Das Christentum hat neben dem Judenhass zahlreiche andere fortpflanzungspotente Meme in die Welt gesetzt. Einige davon sind bereits auf den ersten Blick grauenerregend, andere erscheinen bloß skurril, dumm und lächerlich. Viele von ihnen (beispielsweise der christliche Schuld- und Sühnegedanke) wirken auch in säkularen Köpfen unverändert fort. Aufgabe des vorliegenden Buches soll es sein, diese Meme aufzuspüren und auf unterhaltsame Weise zu entlarven. Wie ein Computer-Virenschutzprogramm fahndet es nach Überresten religiöser Viren in unseren Köpfen und hilft dem versierten User, unerwünschte Einträge aus der mentalen Matrix zu löschen.

Das von uns vorgeschlagene Hirnwaschprogramm arbeitet in zwei Stufen. In der ersten Stufe („Vorwäsche“) werden einfache Wörter, Flüche, Redewendungen analysiert, die häufig erst auf den zweiten Blick ihre religiöse Herkunft verraten. Hier erfährt man u.a. warum im christlichen Kulturkreis angeblich „alles Gute von oben kommt“, warum insbesondere süddeutsche Artgenossen im Ärger zur „Kreuzigung der Türken“ aufrufen („Kruzitürken!“) und weshalb „Gott immer bei den stärksten Bataillonen ist“ („Heiliges Kanonenrohr!“).

Nach diesen eher leichten Vorübungen geht es in der zweiten Stufe ans Eingemachte („Hauptwaschgang“), um komplexe Begriffe wie Schuld, Sexualität, Willensfreiheit usw. Diese Begriffe sind selbst in säkular sich dünkenden Köpfen von religiösen Konzepten überlagert. Es ist Aufgabe dieses Teils, die religiösen Denkmuster zu identifizieren und sie in pointierter Form einer wissenschaftlichen und humanistischen Denkungsart gegenüberzustellen.

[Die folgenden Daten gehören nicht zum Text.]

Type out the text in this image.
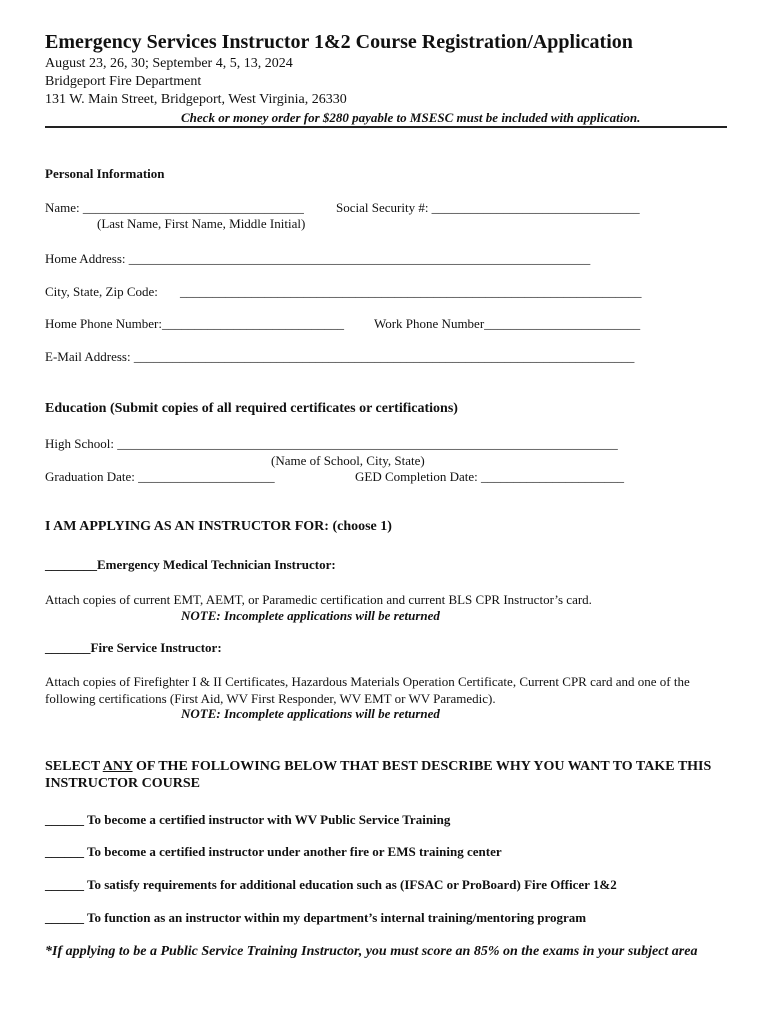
Emergency Services Instructor 1&2 Course Registration/Application
August 23, 26, 30; September 4, 5, 13, 2024
Bridgeport Fire Department
131 W. Main Street, Bridgeport, West Virginia, 26330
Check or money order for $280 payable to MSESC must be included with application.
Personal Information
Name: __________________________________ Social Security #: ________________________________
(Last Name, First Name, Middle Initial)
Home Address: _______________________________________________________________________
City, State, Zip Code: _______________________________________________________________________
Home Phone Number:____________________________ Work Phone Number________________________
E-Mail Address: _____________________________________________________________________________
Education (Submit copies of all required certificates or certifications)
High School: _____________________________________________________________________________
(Name of School, City, State)
Graduation Date: _____________________	GED Completion Date: ______________________
I AM APPLYING AS AN INSTRUCTOR FOR: (choose 1)
________Emergency Medical Technician Instructor:
Attach copies of current EMT, AEMT, or Paramedic certification and current BLS CPR Instructor’s card.
NOTE: Incomplete applications will be returned
_______Fire Service Instructor:
Attach copies of Firefighter I & II Certificates, Hazardous Materials Operation Certificate, Current CPR card and one of the following certifications (First Aid, WV First Responder, WV EMT or WV Paramedic).
NOTE: Incomplete applications will be returned
SELECT ANY OF THE FOLLOWING BELOW THAT BEST DESCRIBE WHY YOU WANT TO TAKE THIS INSTRUCTOR COURSE
______ To become a certified instructor with WV Public Service Training
______ To become a certified instructor under another fire or EMS training center
______ To satisfy requirements for additional education such as (IFSAC or ProBoard) Fire Officer 1&2
______ To function as an instructor within my department’s internal training/mentoring program
*If applying to be a Public Service Training Instructor, you must score an 85% on the exams in your subject area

Im Unterschied zu vielen anderen Lexika gibt diese Enzyklopädie nicht vor, weltanschaulich neutral zu sein. Selbstverständlich haben wir uns bemüht, Fakten unverzerrt zu präsentieren. Die Beurteilung dieser Fakten jedoch erfolgt aus einer dezidiert freigeistigen, humanistischen Perspektive: Wir sind der festen Überzeu-gung, dass alle Menschen gleichberechtigt und frei sein sollten in ihrem Streben, ihre Vorstellungen vom gutem Leben im Diesseits zu realisieren. Meme, die gegen diesen Grundsatz verstoßen, sollten weder im Leben noch in einer „fröhlichen Wissenschaft“, wie wir sie betreiben möchten, Ernst genommen werden. Wir sollten über sie lachen wie über einen tollpatschigen Zirkus-Clown – und nicht in heiliger Ehrfurcht vor ihnen erstarren.

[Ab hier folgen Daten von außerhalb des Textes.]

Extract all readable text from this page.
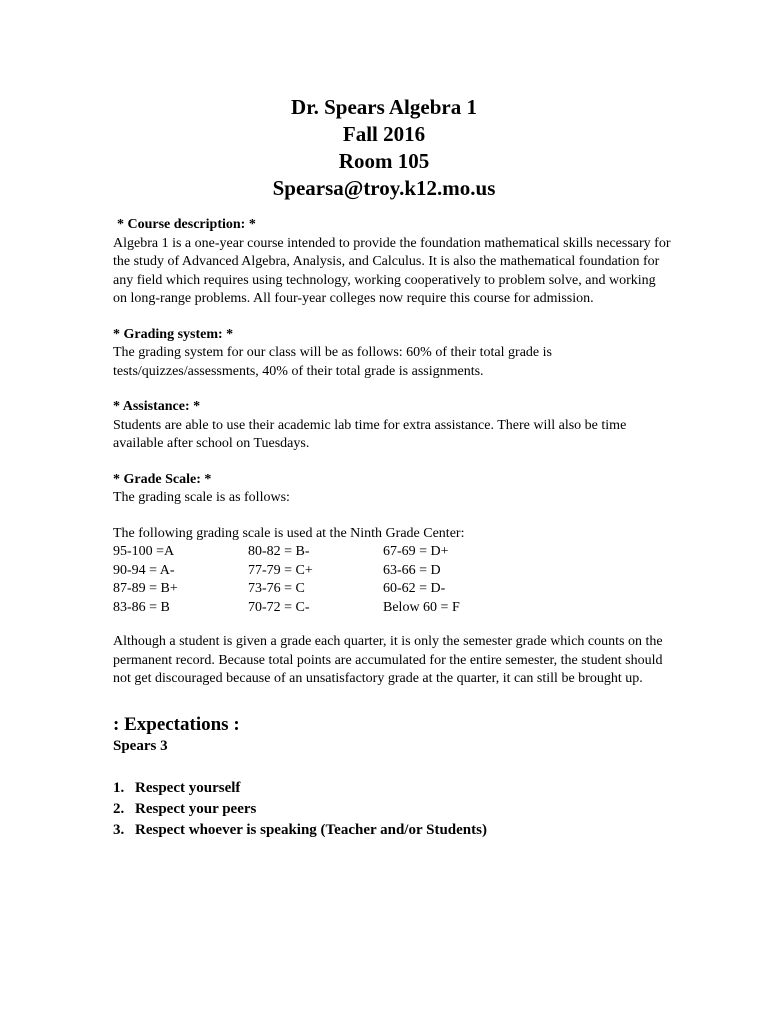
Dr. Spears Algebra 1
Fall 2016
Room 105
Spearsa@troy.k12.mo.us
* Course description: *
Algebra 1 is a one-year course intended to provide the foundation mathematical skills necessary for the study of Advanced Algebra, Analysis, and Calculus. It is also the mathematical foundation for any field which requires using technology, working cooperatively to problem solve, and working on long-range problems. All four-year colleges now require this course for admission.
* Grading system: *
The grading system for our class will be as follows: 60% of their total grade is tests/quizzes/assessments, 40% of their total grade is assignments.
* Assistance: *
Students are able to use their academic lab time for extra assistance. There will also be time available after school on Tuesdays.
* Grade Scale: *
The grading scale is as follows:
The following grading scale is used at the Ninth Grade Center:
95-100 =A	80-82 = B-	67-69 = D+
90-94 = A-	77-79 = C+	63-66 = D
87-89 = B+	73-76 = C	60-62 = D-
83-86 = B	70-72 = C-	Below 60 = F
Although a student is given a grade each quarter, it is only the semester grade which counts on the permanent record. Because total points are accumulated for the entire semester, the student should not get discouraged because of an unsatisfactory grade at the quarter, it can still be brought up.
: Expectations :
Spears 3
1. Respect yourself
2. Respect your peers
3. Respect whoever is speaking (Teacher and/or Students)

Nach der Lektüre dieses Buches sollten Sie, verehrter Leser, weniger als je zuvor in der Lage sein, in Demut (= Mutlosigkeit“) dem persönlichkeitsgestörten (= dreifaltigen) imaginären Alphamännchen (= Gott) des Christentums zu dienen. Sie werden wahrscheinlich auch keinen großen Geschmack mehr daran finden, „die Kirche im Dorf zu lassen“, geschweige denn in Ihrem eigenen Kopf!

Legen wir also die letzten Reste des christlichen „Eiapopeias“ (Heinrich Heine) ab wie einen alten, abgewetzten Mantel! Der sog. „Heilige Geist“ hat sich in 2000 Jahren Christentum als unüberbietbar geistlos erwiesen. Vertrauen wir statt seiner auf die menschliche Vernunft, auf Humor, Solidarität und Liebe – und als Urquell dessen: auf ein Hirn, „das sich gewaschen hat“.